# noit o' mnain gelb

noit o' mnain gelb is a two-dimensional probabilistic cellular automaton based on Brownian motion. It is heavily inspired by noit o' mnain worb, and it is named after that automaton and the German word for "yellow".

At any given time, the gelb universe consists of a two-dimensional grid. Every square of the grid has exactly one of six materials: rubber (#), metal (space), arsenic (,), boron (.), copper (+), or zinc (-). In addition, every square may or may not contain one object. The two types of objects are holes (^) and electrons (*).

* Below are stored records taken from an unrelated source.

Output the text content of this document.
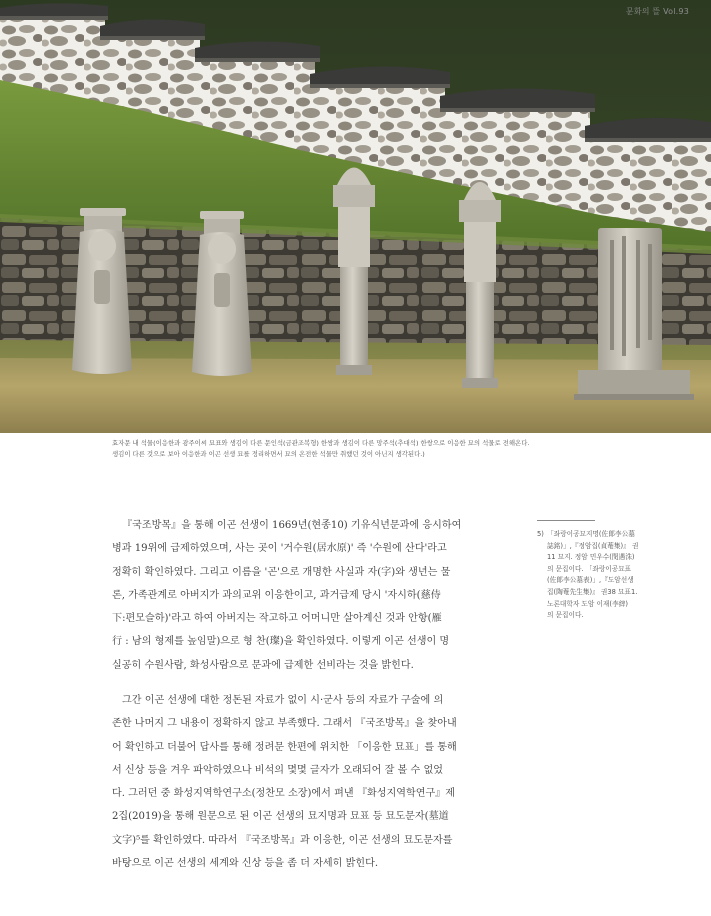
문화의 뜰 Vol.93
효자문 내 석물(이응한과 광주이씨 묘표와 생김이 다른 문인석(금관조복형) 한쌍과 생김이 다른 망주석(추대석) 한쌍으로 이응한 묘의 석물로 전해온다.
생김이 다른 것으로 보아 이응한과 이곤 선생 묘를 정리하면서 묘의 온전한 석물만 취했던 것이 아닌지 생각된다.)
『국조방목』을 통해 이곤 선생이 1669년(현종10) 기유식년문과에 응시하여
병과 19위에 급제하였으며, 사는 곳이 '거수원(居水原)' 즉 '수원에 산다'라고
정확히 확인하였다. 그리고 이름을 '곤'으로 개명한 사실과 자(字)와 생년는 물
론, 가족관계로 아버지가 과의교위 이응한이고, 과거급제 당시 '자시하(慈侍
下:편모슬하)'라고 하여 아버지는 작고하고 어머니만 살아계신 것과 안항(雁
行 : 남의 형제를 높임말)으로 형 찬(璨)을 확인하였다. 이렇게 이곤 선생이 명
실공히 수원사람, 화성사람으로 문과에 급제한 선비라는 것을 밝힌다.
그간 이곤 선생에 대한 정돈된 자료가 없이 시·군사 등의 자료가 구술에 의
존한 나머지 그 내용이 정확하지 않고 부족했다. 그래서 『국조방목』을 찾아내
어 확인하고 더불어 답사를 통해 정려문 한편에 위치한 「이응한 묘표」를 통해
서 신상 등을 겨우 파악하였으나 비석의 몇몇 글자가 오래되어 잘 볼 수 없었
다. 그러던 중 화성지역학연구소(정찬모 소장)에서 펴낸 『화성지역학연구』제
2집(2019)을 통해 원문으로 된 이곤 선생의 묘지명과 묘표 등 묘도문자(墓道
文字)⁵를 확인하였다. 따라서 『국조방목』과 이응한, 이곤 선생의 묘도문자를
바탕으로 이곤 선생의 세계와 신상 등을 좀 더 자세히 밝힌다.
5) 「좌랑이공묘지명(佐郞李公墓
誌銘)」,『정암집(貞菴集)』 권
11 묘지. 정암 민우수(閔遇洙)
의 문집이다. 「좌랑이공묘표
(佐郞李公墓表)」,『도암선생
집(陶菴先生集)』 권38 묘표1.
노론대학자 도암 이재(李縡)
의 문집이다.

Each tick, a random object is selected, and a random one of the eight adjacent squares is selected. Assuming the object is a hole, what happens is as follows:

• If the adjacent square is occupied:
• by a hole, nothing happens.
• by an electron, both the hole and the electron vanish.
• rubber or zinc, then nothing happens.
• metal, arsenic, or copper, then the hole moves into the square.
• boron, then the hole moves into the square if this would result in it being adjacent to an electron.

In any case, if the hole left an unoccupied copper square behind, and that copper square is adjacent to at least one unoccupied zinc square, then a new hole is created on the copper square, and a new electron is created on a random unoccupied zinc square adjacent to the copper square.

The behavior of an electron is the same as that of a hole, except with "arsenic" swapped with "boron", "copper" with "zinc", and (of course) "hole" with "electron".

The following ought to act like a diode, allowing electrons to pass from left to right (and holes from right to left) but not vice versa:

```##################
+- .....,,,,, +-
.....,,,,,
.....,,,,,
##################
```

Normally, the only way for charge to move from one half of the diode to the other is for an electron on the left side to cancel out a hole on the right side. It's possible for an electron to migrate into the arsenic, or a hole into the boron, but ideally, they won't get very far before being canceled.

This one should act like an NPN transistor:

```###################
+- .....,..... -+
.....,.....
.....,.....
#########,#########
# #
```

If there are no holes entering the transistor at the bottom, then it is unlikely that any holes will be able to enter the arsenic in the center. Since there are no holes in the arsenic, it won't pass electrons, so current will not be able to flow from left to right or vice versa. If holes do enter the bottom, however, electrons will be able to pass across the arsenic. Of course, some holes will be consumed in the process; this transistor's gain may be so small that it is useless.